In the energy space, Tullow’s FY2011 results contained few surprises, save for a big ramp up in the dividend (from 6p to 12p). That said, the implied yield is only ~1%, so hardly anything to get excited about.
In the recruitment sector, CPL Resources acquired a Swedish firm, ERHAB. While no details of the consideration paid were released, I would expect it to have been very modest – high six figure / low seven figure territory – given CPL’s past form and its understanding that when you buy a recruitment firm you buy a business whose assets walk out the door at 5pm every evening. Hence, this is likely to be about buying a small number of individuals and then investing in building a strong team around them to increase ERHAB’s share of the market. It’s a model that has worked well for CPL both at home (CPL is the largest recruitment firm in Ireland, and has successfully evolved from being a niche IT recruitment specialist – e.g. CPL = ‘Computer Placement Limited’ – into a diversified operator) and abroad (CPL generated 33% of its permanent fees outside of Ireland in FY2011).

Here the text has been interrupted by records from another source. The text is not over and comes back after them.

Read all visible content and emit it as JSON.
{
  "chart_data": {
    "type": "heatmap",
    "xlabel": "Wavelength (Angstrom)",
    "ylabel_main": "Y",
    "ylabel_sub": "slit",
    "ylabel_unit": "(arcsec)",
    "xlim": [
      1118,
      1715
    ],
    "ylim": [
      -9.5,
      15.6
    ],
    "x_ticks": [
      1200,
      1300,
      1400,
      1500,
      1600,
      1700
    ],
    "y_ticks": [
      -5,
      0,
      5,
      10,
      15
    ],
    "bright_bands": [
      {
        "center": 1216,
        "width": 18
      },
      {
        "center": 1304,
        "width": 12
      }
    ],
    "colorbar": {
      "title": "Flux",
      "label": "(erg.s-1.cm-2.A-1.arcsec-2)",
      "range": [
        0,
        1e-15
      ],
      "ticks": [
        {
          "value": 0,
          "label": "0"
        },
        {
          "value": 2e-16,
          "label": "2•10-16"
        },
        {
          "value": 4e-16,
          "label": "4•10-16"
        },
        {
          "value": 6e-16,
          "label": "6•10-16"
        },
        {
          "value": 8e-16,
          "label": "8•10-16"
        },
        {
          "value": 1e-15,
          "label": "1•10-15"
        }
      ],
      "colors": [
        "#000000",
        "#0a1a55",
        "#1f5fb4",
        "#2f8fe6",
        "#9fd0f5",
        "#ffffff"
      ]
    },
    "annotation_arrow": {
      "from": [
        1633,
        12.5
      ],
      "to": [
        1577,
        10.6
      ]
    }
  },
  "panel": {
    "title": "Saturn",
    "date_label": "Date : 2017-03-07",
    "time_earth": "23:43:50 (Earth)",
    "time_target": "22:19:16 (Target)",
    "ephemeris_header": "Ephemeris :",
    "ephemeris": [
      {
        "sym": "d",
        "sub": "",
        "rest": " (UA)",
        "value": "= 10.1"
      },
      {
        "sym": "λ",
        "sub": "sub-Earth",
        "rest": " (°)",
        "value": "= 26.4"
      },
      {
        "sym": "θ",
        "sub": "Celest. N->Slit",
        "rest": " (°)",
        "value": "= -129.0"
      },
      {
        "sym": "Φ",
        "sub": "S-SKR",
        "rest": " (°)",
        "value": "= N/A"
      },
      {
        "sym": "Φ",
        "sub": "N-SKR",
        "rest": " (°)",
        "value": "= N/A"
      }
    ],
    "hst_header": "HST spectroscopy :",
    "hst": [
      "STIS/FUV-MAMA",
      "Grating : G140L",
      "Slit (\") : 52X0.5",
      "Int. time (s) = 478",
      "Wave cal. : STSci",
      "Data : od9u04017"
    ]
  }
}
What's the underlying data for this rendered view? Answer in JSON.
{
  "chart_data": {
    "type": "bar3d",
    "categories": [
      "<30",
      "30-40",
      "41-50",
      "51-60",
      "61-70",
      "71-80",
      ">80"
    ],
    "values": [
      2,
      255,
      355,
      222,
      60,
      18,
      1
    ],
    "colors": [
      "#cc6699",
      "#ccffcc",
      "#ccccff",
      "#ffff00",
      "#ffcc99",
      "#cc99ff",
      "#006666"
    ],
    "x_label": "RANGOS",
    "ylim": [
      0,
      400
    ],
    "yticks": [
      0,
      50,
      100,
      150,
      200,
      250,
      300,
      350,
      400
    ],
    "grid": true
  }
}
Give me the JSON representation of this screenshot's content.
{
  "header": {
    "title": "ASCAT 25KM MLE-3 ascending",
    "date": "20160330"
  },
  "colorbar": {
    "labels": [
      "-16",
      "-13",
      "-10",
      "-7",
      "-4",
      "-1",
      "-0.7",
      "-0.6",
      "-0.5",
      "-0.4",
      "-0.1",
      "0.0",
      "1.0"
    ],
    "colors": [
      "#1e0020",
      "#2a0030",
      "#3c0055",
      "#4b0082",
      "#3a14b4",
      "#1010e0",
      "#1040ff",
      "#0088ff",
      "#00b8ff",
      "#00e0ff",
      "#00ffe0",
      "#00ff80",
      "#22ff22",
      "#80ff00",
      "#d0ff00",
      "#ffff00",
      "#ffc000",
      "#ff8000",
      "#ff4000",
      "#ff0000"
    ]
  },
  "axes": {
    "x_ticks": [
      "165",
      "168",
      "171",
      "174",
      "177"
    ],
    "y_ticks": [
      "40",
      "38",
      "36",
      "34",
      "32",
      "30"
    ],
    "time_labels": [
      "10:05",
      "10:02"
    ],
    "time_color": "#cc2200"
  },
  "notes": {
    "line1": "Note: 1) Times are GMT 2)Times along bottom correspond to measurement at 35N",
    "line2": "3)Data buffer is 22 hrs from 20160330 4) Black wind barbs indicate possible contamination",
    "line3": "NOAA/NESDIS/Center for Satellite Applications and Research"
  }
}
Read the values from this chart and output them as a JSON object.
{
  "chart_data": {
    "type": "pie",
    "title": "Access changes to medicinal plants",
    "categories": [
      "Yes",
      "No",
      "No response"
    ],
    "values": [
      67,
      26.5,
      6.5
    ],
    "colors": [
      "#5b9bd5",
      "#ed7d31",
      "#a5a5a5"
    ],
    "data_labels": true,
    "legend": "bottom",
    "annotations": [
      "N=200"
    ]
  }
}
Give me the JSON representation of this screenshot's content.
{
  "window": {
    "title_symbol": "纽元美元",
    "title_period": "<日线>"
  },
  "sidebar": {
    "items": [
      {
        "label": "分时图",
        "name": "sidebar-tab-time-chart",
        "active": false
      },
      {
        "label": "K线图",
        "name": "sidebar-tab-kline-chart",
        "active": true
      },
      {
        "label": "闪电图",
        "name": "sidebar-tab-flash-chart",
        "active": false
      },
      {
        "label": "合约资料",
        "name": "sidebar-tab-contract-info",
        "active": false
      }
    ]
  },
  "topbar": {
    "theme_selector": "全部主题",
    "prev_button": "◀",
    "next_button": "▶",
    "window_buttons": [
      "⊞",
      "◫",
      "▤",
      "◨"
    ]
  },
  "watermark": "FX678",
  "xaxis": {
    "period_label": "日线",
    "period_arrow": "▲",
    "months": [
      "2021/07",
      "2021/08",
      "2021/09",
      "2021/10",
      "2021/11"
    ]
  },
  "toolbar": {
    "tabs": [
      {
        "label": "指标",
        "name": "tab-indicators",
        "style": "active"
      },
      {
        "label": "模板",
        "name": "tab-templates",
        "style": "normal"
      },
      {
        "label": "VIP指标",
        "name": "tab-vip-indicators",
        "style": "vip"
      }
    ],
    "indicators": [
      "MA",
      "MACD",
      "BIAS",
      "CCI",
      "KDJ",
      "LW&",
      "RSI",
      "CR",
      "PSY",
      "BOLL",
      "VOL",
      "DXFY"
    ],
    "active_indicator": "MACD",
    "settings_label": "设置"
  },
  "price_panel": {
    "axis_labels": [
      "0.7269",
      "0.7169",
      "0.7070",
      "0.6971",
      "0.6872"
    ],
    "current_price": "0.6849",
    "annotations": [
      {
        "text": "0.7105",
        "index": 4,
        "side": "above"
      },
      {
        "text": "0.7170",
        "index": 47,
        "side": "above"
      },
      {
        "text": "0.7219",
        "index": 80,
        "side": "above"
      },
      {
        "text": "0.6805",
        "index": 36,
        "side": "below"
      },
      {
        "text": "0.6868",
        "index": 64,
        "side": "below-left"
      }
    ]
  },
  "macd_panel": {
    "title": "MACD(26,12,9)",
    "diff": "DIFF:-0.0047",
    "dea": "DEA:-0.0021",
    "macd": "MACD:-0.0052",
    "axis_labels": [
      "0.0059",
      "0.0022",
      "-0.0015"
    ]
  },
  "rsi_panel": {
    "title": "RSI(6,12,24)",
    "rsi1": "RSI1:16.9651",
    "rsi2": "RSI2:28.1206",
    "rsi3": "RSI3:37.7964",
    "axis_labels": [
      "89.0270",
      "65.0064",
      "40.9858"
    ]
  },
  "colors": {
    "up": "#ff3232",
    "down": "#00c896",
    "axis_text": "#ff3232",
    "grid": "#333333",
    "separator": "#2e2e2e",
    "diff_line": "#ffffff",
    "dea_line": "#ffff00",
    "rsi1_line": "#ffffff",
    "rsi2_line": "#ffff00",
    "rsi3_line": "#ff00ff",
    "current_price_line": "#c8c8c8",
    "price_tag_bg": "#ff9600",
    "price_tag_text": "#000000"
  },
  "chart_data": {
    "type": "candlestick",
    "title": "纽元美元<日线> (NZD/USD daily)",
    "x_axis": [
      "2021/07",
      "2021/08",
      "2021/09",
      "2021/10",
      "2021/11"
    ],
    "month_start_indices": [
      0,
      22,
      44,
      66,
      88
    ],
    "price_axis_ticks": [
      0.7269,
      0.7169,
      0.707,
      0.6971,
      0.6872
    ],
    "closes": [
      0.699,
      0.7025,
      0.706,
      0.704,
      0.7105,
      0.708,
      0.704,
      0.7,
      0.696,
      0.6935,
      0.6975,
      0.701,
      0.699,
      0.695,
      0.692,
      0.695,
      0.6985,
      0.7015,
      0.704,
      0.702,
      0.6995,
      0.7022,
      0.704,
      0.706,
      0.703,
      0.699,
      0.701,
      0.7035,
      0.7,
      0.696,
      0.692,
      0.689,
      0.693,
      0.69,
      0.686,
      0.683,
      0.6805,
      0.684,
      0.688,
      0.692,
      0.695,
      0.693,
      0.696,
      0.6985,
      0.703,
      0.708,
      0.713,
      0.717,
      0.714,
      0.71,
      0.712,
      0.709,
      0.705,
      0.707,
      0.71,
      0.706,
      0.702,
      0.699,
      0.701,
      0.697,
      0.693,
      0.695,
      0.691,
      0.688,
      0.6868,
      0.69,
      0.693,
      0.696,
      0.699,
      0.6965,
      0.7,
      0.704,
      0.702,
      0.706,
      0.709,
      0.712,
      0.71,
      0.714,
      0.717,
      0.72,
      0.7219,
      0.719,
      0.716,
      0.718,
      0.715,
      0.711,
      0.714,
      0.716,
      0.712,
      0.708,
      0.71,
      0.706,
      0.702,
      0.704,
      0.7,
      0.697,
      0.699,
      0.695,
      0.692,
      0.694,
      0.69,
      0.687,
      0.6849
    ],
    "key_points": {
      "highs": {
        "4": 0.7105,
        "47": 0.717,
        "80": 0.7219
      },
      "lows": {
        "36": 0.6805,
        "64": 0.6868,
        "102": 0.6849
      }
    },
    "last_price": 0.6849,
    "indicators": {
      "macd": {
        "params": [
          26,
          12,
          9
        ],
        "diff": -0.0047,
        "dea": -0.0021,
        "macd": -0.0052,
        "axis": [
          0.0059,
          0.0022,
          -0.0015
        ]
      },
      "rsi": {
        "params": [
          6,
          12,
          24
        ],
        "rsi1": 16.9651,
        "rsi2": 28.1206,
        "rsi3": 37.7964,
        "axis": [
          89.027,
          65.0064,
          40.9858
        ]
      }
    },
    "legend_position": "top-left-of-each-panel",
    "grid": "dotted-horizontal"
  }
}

Finally, Siteserv has agreed to be sold to a vehicle owned by businessman Mr. Denis O’Brien. Under the terms of the proposed deal, shareholders will receive approximately 3.92c / share. I find this a little surprising given that the scale of Siteserv’s debts might have been expected to result in no consideration going to equity holders. However, IBRC (the former Anglo Irish Bank) seems happy with this arrangement. Overall, it seems the ISEQ is going to lose yet another company.